An associational missions strategist is having lunch with one of his most faithful pastors and closest friends in ministry. During their meal the strategist says, “Next year is the year your church needs to die.”
The pastor has just taken a bite of a spicy enchilada and now appears to choke on it. After coughing several times — but without the need of a Heimlich maneuver — he looks at his friend and says, “What? Die? I have 10 more years until retirement. My church is in good shape. It does not need to die. What are you talking about?”
The AMS just smiles. He knows he has the pastor’s attention now.
RELATED: Check out more stories on Baptist associations and their ministry impact here.
There is no more sports talk, preacher stories or denominational gossip for the rest of lunch. The pastor wants to know what he means.
Starting over
The pastor and AMS had gotten together to talk about a process to develop a fresh vision and new missional engagements for the pastor’s church. The church was entering its 49th year of existence.
The AMS suggested it should be a sabbatical year for the church, not like the ones churches ought to engage in every seven years but a special one because the following year would be this church’s 50th year since its founding.
Even when churches take a sabbatical every seven years — see “Wise Churches Take Sabbaticals” — during their 50th year, they need to intentionally replant themselves, start over and imagine anew the ministry of their churches.

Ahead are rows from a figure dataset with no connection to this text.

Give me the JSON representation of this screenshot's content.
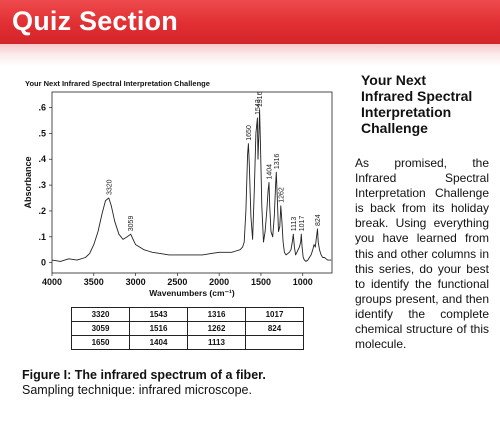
{
  "banner": {
    "title": "Quiz Section"
  },
  "sidebar": {
    "title": "Your Next Infrared Spectral Interpretation Challenge",
    "body": "As promised, the Infrared Spectral Interpretation Challenge is back from its holiday break. Using everything you have learned from this and other columns in this series, do your best to identify the functional groups present, and then identify the complete chemical structure of this molecule."
  },
  "caption": {
    "lead": "Figure I: The infrared spectrum of a fiber.",
    "rest": "Sampling technique: infrared microscope."
  },
  "table": {
    "rows": [
      [
        "3320",
        "1543",
        "1316",
        "1017"
      ],
      [
        "3059",
        "1516",
        "1262",
        "824"
      ],
      [
        "1650",
        "1404",
        "1113",
        ""
      ]
    ]
  },
  "chart_data": {
    "type": "line",
    "title": "Your Next Infrared Spectral Interpretation Challenge",
    "xlabel": "Wavenumbers (cm⁻¹)",
    "ylabel": "Absorbance",
    "xlim": [
      4000,
      650
    ],
    "ylim": [
      -0.04,
      0.66
    ],
    "x_reversed": true,
    "grid": false,
    "x_ticks": [
      4000,
      3500,
      3000,
      2500,
      2000,
      1500,
      1000
    ],
    "x_tick_labels": [
      "4000",
      "3500",
      "3000",
      "2500",
      "2000",
      "1500",
      "1000"
    ],
    "y_ticks": [
      0,
      0.1,
      0.2,
      0.3,
      0.4,
      0.5,
      0.6
    ],
    "y_tick_labels": [
      "0",
      ".1",
      ".2",
      ".3",
      ".4",
      ".5",
      ".6"
    ],
    "peak_labels": [
      {
        "x": 3320,
        "label": "3320"
      },
      {
        "x": 3059,
        "label": "3059"
      },
      {
        "x": 1650,
        "label": "1650"
      },
      {
        "x": 1543,
        "label": "1543"
      },
      {
        "x": 1516,
        "label": "1516"
      },
      {
        "x": 1404,
        "label": "1404"
      },
      {
        "x": 1316,
        "label": "1316"
      },
      {
        "x": 1262,
        "label": "1262"
      },
      {
        "x": 1113,
        "label": "1113"
      },
      {
        "x": 1017,
        "label": "1017"
      },
      {
        "x": 824,
        "label": "824"
      }
    ],
    "series": [
      {
        "x": [
          4000,
          3900,
          3800,
          3700,
          3600,
          3550,
          3500,
          3450,
          3400,
          3360,
          3320,
          3290,
          3250,
          3200,
          3150,
          3100,
          3059,
          3030,
          3000,
          2950,
          2900,
          2850,
          2800,
          2700,
          2600,
          2500,
          2400,
          2300,
          2200,
          2100,
          2000,
          1900,
          1850,
          1800,
          1750,
          1720,
          1700,
          1680,
          1660,
          1650,
          1640,
          1620,
          1600,
          1580,
          1560,
          1543,
          1535,
          1525,
          1516,
          1505,
          1490,
          1470,
          1450,
          1430,
          1415,
          1404,
          1395,
          1380,
          1360,
          1340,
          1325,
          1316,
          1305,
          1290,
          1275,
          1262,
          1250,
          1235,
          1220,
          1200,
          1180,
          1160,
          1140,
          1125,
          1113,
          1100,
          1085,
          1070,
          1055,
          1040,
          1025,
          1017,
          1008,
          995,
          980,
          960,
          940,
          920,
          900,
          880,
          865,
          850,
          835,
          824,
          815,
          800,
          780,
          760,
          740,
          720,
          700,
          680,
          660
        ],
        "values": [
          0.01,
          0.005,
          0.015,
          0.01,
          0.02,
          0.035,
          0.07,
          0.12,
          0.19,
          0.24,
          0.25,
          0.22,
          0.16,
          0.11,
          0.09,
          0.1,
          0.11,
          0.09,
          0.07,
          0.06,
          0.05,
          0.045,
          0.04,
          0.035,
          0.03,
          0.03,
          0.03,
          0.03,
          0.03,
          0.035,
          0.04,
          0.04,
          0.04,
          0.045,
          0.05,
          0.06,
          0.08,
          0.2,
          0.42,
          0.46,
          0.38,
          0.18,
          0.09,
          0.28,
          0.5,
          0.56,
          0.4,
          0.5,
          0.59,
          0.45,
          0.22,
          0.08,
          0.12,
          0.2,
          0.28,
          0.31,
          0.22,
          0.12,
          0.1,
          0.18,
          0.3,
          0.35,
          0.25,
          0.12,
          0.14,
          0.22,
          0.16,
          0.08,
          0.04,
          0.03,
          0.035,
          0.04,
          0.05,
          0.08,
          0.11,
          0.06,
          0.03,
          0.04,
          0.05,
          0.06,
          0.08,
          0.11,
          0.06,
          0.02,
          0.01,
          0.005,
          0.01,
          0.02,
          0.03,
          0.05,
          0.07,
          0.06,
          0.1,
          0.13,
          0.08,
          0.05,
          0.03,
          0.02,
          0.02,
          0.015,
          0.01,
          0.01,
          0.01
        ]
      }
    ]
  }
}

This replanting should happen during a jubilee year, a biblical pattern the Lord shared with Moses as recorded in Leviticus 25. Churches should celebrate a jubilee year every 50 years.
Needed
Recently, I spent time with a church entering its 50th year since its founding. It was started five decades ago to be a chapel for residents in a newly emerging resort community.
Time passed. The chapel changed. The community demographics shifted. Over the years of its existence, its purpose as a chapel for many part-time and a few full-time residents became less relevant.
A community of 500 seasonal and year-round residents changed to one with 5,000 residents. The households once made up of empty nesters and older adults now are households with hundreds of children under 18.
Many churches started five decades ago — also 100 or more years ago — now find themselves stumbling and struggling.
Incremental transitions and changes for which the congregation gave permission have neither kept up with the changes in the demographics of the church membership nor its community context.
Something much more radical is needed, more than just a sabbatical.
Imagine
Begin by imagining your church does not currently exist. It is a group of people under God’s leadership who have decided to plant a new church in your community, city or county. Everything you imagine is about going forward rather than recreating the past.
You prayerfully seek spiritual direction from God. Confirmation of God’s eternal mission is your first goal. You determine God is truly up to something in your midst and you must go forward.
You study the opportunities for a new Christ-centered church in your general area. Who are the people in your context? Their characteristics? Their relationship to Christ and a church?
Are they like your current group of founders or different? Will connecting with them be easy or difficult?
In what geographic area is God empowering you through a vision for new Kingdom ministry? What resources and leadership are available to live into the vision God is imparting to you?
Since you are starting anew and going forward to a new beginning, will the church facilities you have — even with modifications — fit God’s vision for you? Is it even in the right location?
Are your pastor, staff and key lay leaders called, equipped and ready to lead in the fulfillment of the new vision from God? Will retraining and relearning adequately prepare them? Or will it require new leaders?
Is your church willing to figuratively die so that a new church can emerge in response to God’s leading?
Are you ready? Willing? Is there opposition? Is a jubilee year more than you are willing to do if that becomes the call of God upon your church? Or will you be empowered by God’s vision for a new church ministry?